Checklist
[ ✓] I have read intro post: https://community.passbolt.com/t/about-the-installation-issues-category/12
[ ✓] I have read the tutorials, help and searched for similar issues
[ * ] I provide relevant information about my server (component names and versions, etc.)
[ * ] I provide a copy of my logs and healthcheck
[✓ ] I describe the steps I have taken to trouble shoot the problem
[ * ] I describe the steps on how to reproduce the issue
I’m currently running the Passbolt Community Edition inside an LXC container on Proxmox. My setup is a bit complex, so let me try to explain it clearly.
Basic Setup:
- Passbolt is running inside an LXC container.
- Nginx is running in a separate LXC container, acting as a reverse proxy. It’s exposed to the public on ports 80 and 443.
- Both containers have different internal IPs and are behind a NAT.
- Mail server is a self-hosted Mailcow instance, which is working fine for all my other services (Node.js, .NET, etc.).
The Problem:
I’m having trouble getting Passbolt to send emails via SMTP using my Mailcow server. For other applications, I usually have to disable SSL certificate validation to get it working:
- In Node.js, I set:
process.env.NODE_TLS_REJECT_UNAUTHORIZED = '0';
- In .NET, I use:
ServicePointManager.SecurityProtocol = SecurityProtocolType.Tls12;
ServicePointManager.ServerCertificateValidationCallback = delegate { return true; };
This allows the applications to work with Mailcow on port 587 (STARTTLS).
However, I haven’t found a way to disable SSL verification in Passbolt for SMTP. If I try to configure it in the email section of passbolt.php, the healthcheck fails, and the Passbolt UI doesn’t even load.
What I’ve Tried:
- Adjusting SMTP settings in
passbolt.php - Ensuring correct ports and credentials
- Verified Mailcow is reachable from the container
Despite all of this, I’m stuck. I’ve spent almost 30 days trying to get this to work.

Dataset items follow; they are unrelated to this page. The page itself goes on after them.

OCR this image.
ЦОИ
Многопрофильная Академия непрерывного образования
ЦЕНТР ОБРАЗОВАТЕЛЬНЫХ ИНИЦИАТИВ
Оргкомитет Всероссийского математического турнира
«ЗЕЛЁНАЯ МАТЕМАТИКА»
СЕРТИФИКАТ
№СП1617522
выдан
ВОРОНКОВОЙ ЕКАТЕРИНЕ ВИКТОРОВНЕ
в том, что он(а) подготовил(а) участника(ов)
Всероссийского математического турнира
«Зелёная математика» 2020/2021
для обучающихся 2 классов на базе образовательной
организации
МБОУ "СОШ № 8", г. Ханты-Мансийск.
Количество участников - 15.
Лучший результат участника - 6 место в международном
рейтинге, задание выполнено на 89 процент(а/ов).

If I try to change anything from config I am getting healthcheck issues without passing healthcheck UI will not open right?
Heath check Status
[PASS] Cache is working.
[PASS] Debug mode is off.
[PASS] Unique value set for security.salt
[PASS] Full base url is set to https://192.168.13.158
[PASS] App.fullBaseUrl validation OK.
[FAIL] Could not reach the /healthcheck/status with the url specified in App.fullBaseUrl
[HELP] Check that the domain name is correct in /etc/passbolt/passbolt.php
[HELP] Check the network settings
I don’t know how I passed this at first I am using passbolt for last 2 years but now want to change SMTP from sendgrid to own mailcow hosted.
Question:
Is there any way to skip SSL certificate verification for Passbolt’s SMTP configuration (like ignoring invalid or self-signed certs)?
Or is there any workaround others have used in similar self-hosted mail environments?
I’d really appreciate any insights or suggestions. Thanks in advance!